A investigação foi instaurada em março de 2023 após Representação apresentada pela Apsen Farmacêutica S.A. (Apsen). Segundo a Apsen, a Astellas teria manipulado registro perante o Instituto Nacional de Propriedade Intelectual (INPI) para deter patentes diversas envolvendo a mesma invenção, bem como ajuizado diversas ações no Judiciário para dificultar operações de concorrentes no mercado nacional de fármacos para tratamento de bexiga hiperativa à base do princípio ativo mirabegrona. Contudo, em julho de 2023, a SG decidiu arquivar a investigação por entender que não existiam indícios de irregularidade na tramitação dos pedidos de registro de patentes apresentados pela Astellas, bem como inexistiria indício de infração à ordem econômica consistente em abuso de direito de petição.
Durante a 218ª SOJ, a Conselheira Lenisa Prado apresentou Despacho propondo a avocação da investigação.
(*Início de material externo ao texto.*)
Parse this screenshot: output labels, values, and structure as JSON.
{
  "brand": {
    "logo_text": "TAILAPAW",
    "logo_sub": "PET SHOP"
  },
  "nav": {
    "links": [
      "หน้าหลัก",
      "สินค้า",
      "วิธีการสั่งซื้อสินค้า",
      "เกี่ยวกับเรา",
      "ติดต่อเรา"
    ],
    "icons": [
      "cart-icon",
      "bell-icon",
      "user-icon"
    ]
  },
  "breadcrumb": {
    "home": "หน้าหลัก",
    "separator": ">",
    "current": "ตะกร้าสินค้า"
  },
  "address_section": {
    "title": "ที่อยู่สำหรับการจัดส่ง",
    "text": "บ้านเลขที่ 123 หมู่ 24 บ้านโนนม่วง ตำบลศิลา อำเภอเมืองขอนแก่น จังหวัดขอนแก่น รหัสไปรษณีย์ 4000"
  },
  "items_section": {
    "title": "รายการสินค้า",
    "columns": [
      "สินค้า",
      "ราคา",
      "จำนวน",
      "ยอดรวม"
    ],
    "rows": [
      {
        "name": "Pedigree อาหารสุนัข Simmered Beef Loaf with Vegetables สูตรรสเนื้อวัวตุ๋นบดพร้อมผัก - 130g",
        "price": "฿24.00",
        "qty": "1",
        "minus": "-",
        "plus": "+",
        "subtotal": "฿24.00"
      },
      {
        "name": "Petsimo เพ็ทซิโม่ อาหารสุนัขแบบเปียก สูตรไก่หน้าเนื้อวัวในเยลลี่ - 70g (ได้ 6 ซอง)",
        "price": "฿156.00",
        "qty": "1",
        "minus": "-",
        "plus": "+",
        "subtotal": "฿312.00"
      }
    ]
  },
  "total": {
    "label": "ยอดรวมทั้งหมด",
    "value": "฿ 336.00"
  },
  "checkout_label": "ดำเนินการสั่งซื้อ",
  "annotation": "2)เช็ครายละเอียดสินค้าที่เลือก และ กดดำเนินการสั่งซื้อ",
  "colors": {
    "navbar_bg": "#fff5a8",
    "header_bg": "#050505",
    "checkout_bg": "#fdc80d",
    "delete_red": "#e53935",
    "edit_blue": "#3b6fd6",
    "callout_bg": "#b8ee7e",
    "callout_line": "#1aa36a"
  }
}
Segundo a Conselheira, seria necessária uma análise mais aprofundada do caso para investigar a possibilidade de abuso de PI. Contudo, o Conselheiro Luiz Hoffmann e o Presidente Alexandre Cordeiro apresentaram voto pela não homologação do despacho. Segundo o Conselheiro, as razões de indeferimento para ingresso de terceiro interessado foram devidamente fundamentadas pela SG, sendo que “a SG efetivamente conduziu um processo investigativo sólido e detalhado, utilizando os recursos e ferramentas disponíveis para a análise do caso, inclusive oficiando os interessados e o INPI acerca das questões levantadas”. Ademais, segundo o Presidente do CADE, o Despacho “não logra êxito em demonstrar as possíveis lacunas da análise deste inquérito que possa causar eventuais riscos à ordem econômica”. Os demais Conselheiros votaram pela não homologação do Despacho de avocação.
[1] Recurso Ordinário Trabalhista nº 0012149-49.2014.5.15.0081.
[2] Inquérito Administrativo nº 08700.000022/2019-11.
[3] Despacho Presidência n° 279/2018 no Processo nº 08700.006891/2018-60.
[4] Nota Técnica nº 12/2023/CGAA2/SGA1/SG/CADE.
[5] Procedimento Preparatório nº 08700.001390/2023-54.
[6] Nota Técnica nº 58/2023/CGAA11/SGA1/SG/CADE.
[7] Procedimento Administrativo para Apuração de Ato de Concentração nº 08700.000287/2020-44.
[8] Procedimento Preparatório nº 08700.005131/2019-16.
[9] Inquérito Administrativo nº 08700.003430/2023-01.
[10] Ato de Concentração nº 08700.003870/2023-50.
[11] Processo Administrativo nº 08700.005639/2020-58. As empresas condenadas são: Stang & Stang Ltda., Comércio de Combustíveis Stang, PPT Comércio de Combustíveis Ltda., Natal Comércio de Combustíveis Stang Ltda., PS Combustíveis Ltda.
[12] Processo Administrativo nº 08700.002535/2020-91.
[13] Nota Técnica nº 27/2022/CGAA2/SGA1/SG/CADE.
[14] Requerimento de TCC nº 08700.002650/2023-17.
[15] Inquérito Administrativo nº 08700.003471/2019-11.
[16] Despacho Decisório nº 17/2023/GAB2/CADE.
[17] Processo Administrativo nº 08700.004563/2017-48.
[18] Ato de Concentração nº 08700.004940/2022-14.
[19] APAC nº 08700.000974/2020-60.
[20] APAC nº 08700.002598/2020-48 e APAC nº 08700.005795/2021-08.
[21] Inquérito Administrativo nº 08700.009881/2022-62.